Organizations running older security stacks should assume they have no visibility into QR-based threats at the email gateway level. The FBI's warning specifically calls out that quishing "evade[s] URL inspection, rewriting, and sandboxing."

Mitigation Strategies

The most effective defense is user awareness. Employees need to understand that QR codes in unsolicited emails carry the same risk as suspicious links—perhaps more, since their destination isn't visible before scanning.

Security teams should consider these specific measures:

1. Train staff explicitly on QR risks - Include quishing scenarios in phishing awareness programs. Many employees don't connect physical-world QR code caution (gas station skimmers, parking meters) to email-based threats.

2. Establish verification procedures - When an email references a conference, meeting, or request and includes a QR code, recipients should verify through a known-good channel before scanning.

3. Deploy mobile threat defense - For organizations with MDM infrastructure, mobile threat defense products can inspect URLs on managed devices even when accessed outside corporate networks.

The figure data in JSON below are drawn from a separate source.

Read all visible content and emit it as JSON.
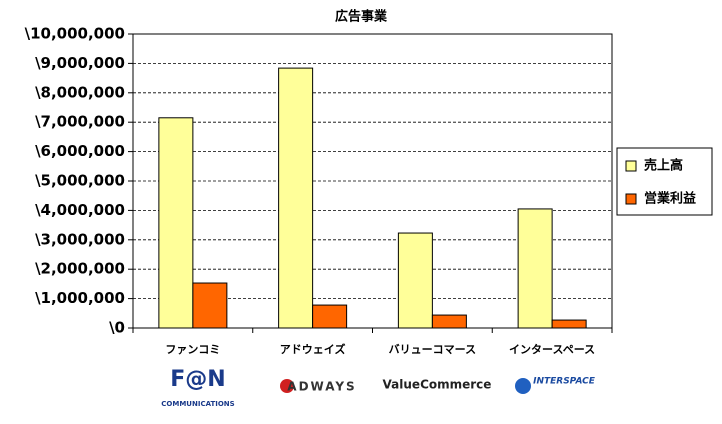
{
  "chart_data": {
    "type": "bar",
    "title": "広告事業",
    "categories": [
      "ファンコミ",
      "アドウェイズ",
      "バリューコマース",
      "インタースペース"
    ],
    "series": [
      {
        "name": "売上高",
        "color": "#ffff99",
        "values": [
          7150000,
          8840000,
          3230000,
          4050000
        ]
      },
      {
        "name": "営業利益",
        "color": "#ff6600",
        "values": [
          1530000,
          780000,
          440000,
          270000
        ]
      }
    ],
    "ylim": [
      0,
      10000000
    ],
    "yticks": [
      {
        "value": 0,
        "label": "\\0"
      },
      {
        "value": 1000000,
        "label": "\\1,000,000"
      },
      {
        "value": 2000000,
        "label": "\\2,000,000"
      },
      {
        "value": 3000000,
        "label": "\\3,000,000"
      },
      {
        "value": 4000000,
        "label": "\\4,000,000"
      },
      {
        "value": 5000000,
        "label": "\\5,000,000"
      },
      {
        "value": 6000000,
        "label": "\\6,000,000"
      },
      {
        "value": 7000000,
        "label": "\\7,000,000"
      },
      {
        "value": 8000000,
        "label": "\\8,000,000"
      },
      {
        "value": 9000000,
        "label": "\\9,000,000"
      },
      {
        "value": 10000000,
        "label": "\\10,000,000"
      }
    ],
    "grid": true,
    "legend": "right"
  },
  "logos": [
    "F@N",
    "COMMUNICATIONS",
    "ADWAYS",
    "ValueCommerce",
    "INTERSPACE"
  ]
}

4. Monitor for impossible travel - Credential theft often manifests as authentication from unexpected locations. Conditional access policies that flag geographic anomalies can catch compromised credentials before significant damage occurs.

5. Consider email policies for QR images - Some organizations may choose to strip or quarantine QR code images from external emails entirely, though this creates friction for legitimate use cases.

Why This Matters

Kimsuky's quishing campaigns demonstrate how threat actors adapt to improved defenses. As email security matured over the past decade, attackers needed new ways to reach credential harvesting pages without triggering alerts. QR codes offer exactly that: a vector that existing security stacks weren't designed to inspect.

The technique also reflects broader trends in mobile-first attack surfaces. With remote work normalizing the use of personal devices for work-adjacent tasks, the boundary between managed and unmanaged environments has blurred. Attackers exploit that blur.

Organizations in Kimsuky's target profile—those with foreign policy expertise, government connections, or academic research relevant to North Korea—should treat this FBI warning as an immediate call to action. But the technique itself isn't limited to nation-state actors. Criminal groups will adopt whatever works, and quishing works.

For security teams, the alert underscores a persistent truth: endpoint and network defenses only protect what they can see. When attackers route through personal mobile devices, visibility drops to zero unless you've extended detection capabilities beyond the traditional enterprise perimeter.